The Association of Employment and Learning Providers (AELP) has called for the removal of the highest and degree level apprenticeships from the scope of funding for the apprenticeship levy.
The body says funding for these apprenticeships should instead be consistent with whatever the Post 18 Education and Funding Review proposes for full time higher education with a combination of student loan, government grant and employer support where appropriate.
The AELP says that even under a different funding approach, degree apprentices will still have the advantage of earning while learning and applying up-to-date knowledge and skills, making them ‘years ahead’ of their full time HE peers when they receive their degree and apprenticeship.
It has also recommended that the government consider increasing the levy receipts to relive funding pressure by either raising the rate of the levy or expanding the number of employers who are required to pay it.
The AELP move follows the National Audit Office’s warnings about the long-term sustainability of the levy funded skills programme and come prior to a Public Accounts Committee hearing on the matter in the House of Commons on Monday.
The NAO report highlighted the reduction in new apprenticeship starts being offered to young people by employers because the levy is being used up by levy paying organisations to fund more costly apprenticeships at levels 6 and 7.
AELP CEO Mark Dawe said: “AELP is an enthusiastic supporter of degree apprenticeships and it is encouraging to see so many universities across the country now using their open days to promote them.
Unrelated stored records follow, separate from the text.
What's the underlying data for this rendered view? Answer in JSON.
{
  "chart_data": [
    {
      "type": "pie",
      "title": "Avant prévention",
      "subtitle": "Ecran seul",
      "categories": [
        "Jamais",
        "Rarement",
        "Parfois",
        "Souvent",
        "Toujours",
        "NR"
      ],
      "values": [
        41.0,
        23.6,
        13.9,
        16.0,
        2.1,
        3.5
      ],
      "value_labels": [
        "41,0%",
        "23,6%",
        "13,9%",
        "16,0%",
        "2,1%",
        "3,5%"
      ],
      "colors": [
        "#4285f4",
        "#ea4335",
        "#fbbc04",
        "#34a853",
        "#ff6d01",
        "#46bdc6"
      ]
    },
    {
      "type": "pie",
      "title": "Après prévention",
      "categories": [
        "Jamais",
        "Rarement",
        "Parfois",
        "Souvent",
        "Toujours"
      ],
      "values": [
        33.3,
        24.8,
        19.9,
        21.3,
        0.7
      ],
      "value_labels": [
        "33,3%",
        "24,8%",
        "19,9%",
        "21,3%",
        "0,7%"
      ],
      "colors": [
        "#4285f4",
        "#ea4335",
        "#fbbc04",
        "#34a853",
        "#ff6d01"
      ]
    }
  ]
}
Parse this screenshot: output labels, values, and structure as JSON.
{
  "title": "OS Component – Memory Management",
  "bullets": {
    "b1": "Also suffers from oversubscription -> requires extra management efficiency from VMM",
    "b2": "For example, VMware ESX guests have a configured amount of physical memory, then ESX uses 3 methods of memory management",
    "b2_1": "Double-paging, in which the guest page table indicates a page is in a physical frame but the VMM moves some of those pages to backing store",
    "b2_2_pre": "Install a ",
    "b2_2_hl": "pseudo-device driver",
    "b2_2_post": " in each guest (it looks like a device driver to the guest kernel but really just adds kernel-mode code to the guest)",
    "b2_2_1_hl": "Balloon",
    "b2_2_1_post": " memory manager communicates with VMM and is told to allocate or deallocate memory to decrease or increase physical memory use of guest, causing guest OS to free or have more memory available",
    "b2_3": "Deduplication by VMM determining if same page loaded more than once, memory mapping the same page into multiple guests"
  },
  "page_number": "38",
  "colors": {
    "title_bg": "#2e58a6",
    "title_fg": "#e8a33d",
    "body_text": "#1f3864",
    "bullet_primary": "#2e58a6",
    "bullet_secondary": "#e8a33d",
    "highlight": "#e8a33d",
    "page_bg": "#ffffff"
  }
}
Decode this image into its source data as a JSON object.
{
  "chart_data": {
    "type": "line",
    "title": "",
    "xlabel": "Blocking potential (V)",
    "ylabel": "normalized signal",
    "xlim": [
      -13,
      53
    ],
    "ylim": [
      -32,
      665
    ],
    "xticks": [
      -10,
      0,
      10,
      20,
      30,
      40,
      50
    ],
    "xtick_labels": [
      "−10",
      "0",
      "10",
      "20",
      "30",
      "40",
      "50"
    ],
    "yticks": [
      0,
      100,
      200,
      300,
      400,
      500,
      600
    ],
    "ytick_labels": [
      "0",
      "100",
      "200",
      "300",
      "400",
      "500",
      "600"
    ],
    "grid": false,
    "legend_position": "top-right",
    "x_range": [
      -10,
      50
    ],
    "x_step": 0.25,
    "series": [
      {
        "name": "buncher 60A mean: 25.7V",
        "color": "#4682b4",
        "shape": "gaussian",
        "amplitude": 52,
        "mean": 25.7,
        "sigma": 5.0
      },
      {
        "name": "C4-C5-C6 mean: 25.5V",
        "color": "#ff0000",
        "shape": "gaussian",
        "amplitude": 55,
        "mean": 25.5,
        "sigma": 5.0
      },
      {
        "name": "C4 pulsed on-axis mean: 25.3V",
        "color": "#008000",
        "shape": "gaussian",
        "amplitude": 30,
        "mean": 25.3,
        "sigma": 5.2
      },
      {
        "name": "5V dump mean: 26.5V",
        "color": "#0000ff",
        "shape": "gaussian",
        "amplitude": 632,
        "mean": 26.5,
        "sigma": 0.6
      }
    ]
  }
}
However unless the government decides that it wants to levy more money from employers, the apprenticeship budget will soon be exhausted and therefore a new way of funding the highest level apprenticeships has to be found.”
AELP has stated it believes that the appeal of degree apprenticeships will not diminish if a change is made, because there were already 135,000 employer-funded degree apprenticeships prior to the levy’s introduction.
However, the most recent official data confirms a long-held belief that level 6 and 7 apprenticeships would end up consuming more than half of the levy if left unchecked. Furthermore, if anecdotal evidence of universities’ programme expansion plans is realised, the consumption could even exceed the entire levy budget.
With new level 2 starts less than half than their pre-levy number, the availability of intermediate level apprenticeships for young people in SMEs across the country is the biggest problem, continues AELP.
Therefore in its latest submission to the DfE called ‘A Sustainable Future Apprenticeship Funding Model’, AELP has proposed in addition to the removal of level 6 and 7 apprenticeships from levy funding the following:
- full funding of apprenticeships by government of level 2 and 3 apprenticeships
- a return to the pre-levy funding band uplift for the apprenticeships of 16 to 24 year olds
- a guaranteed minimum budget for non-levy SME employers of at least £1bn per annum irrespective of whether there is enough unused levy funding to fund this.
With IfATE projecting a £500m overspend on the £2.2bn levy proceeds for 2018-19 and a possible deficit of £1.5bn by the end of 2021-22, AELP believes that this level of employer demand for apprenticeships warrants government consideration of increasing the levy’s scope. This could be achieved by a combination of reducing/removing the £3m payroll threshold and/or by increasing the current 0.5% levy rate on those currently in scope.
Dawe added: “The government seems to have lost sight of the importance of SMEs offering apprenticeships when they have been the bedrock of the programme over the last two decades. They are the ones who have consistently been making a positive impact on social mobility and productivity by investing in fantastic apprenticeship opportunities at all levels of the programme, especially for young people. The AELP proposals would restore a proper balance to what the priorities of the programme should be.”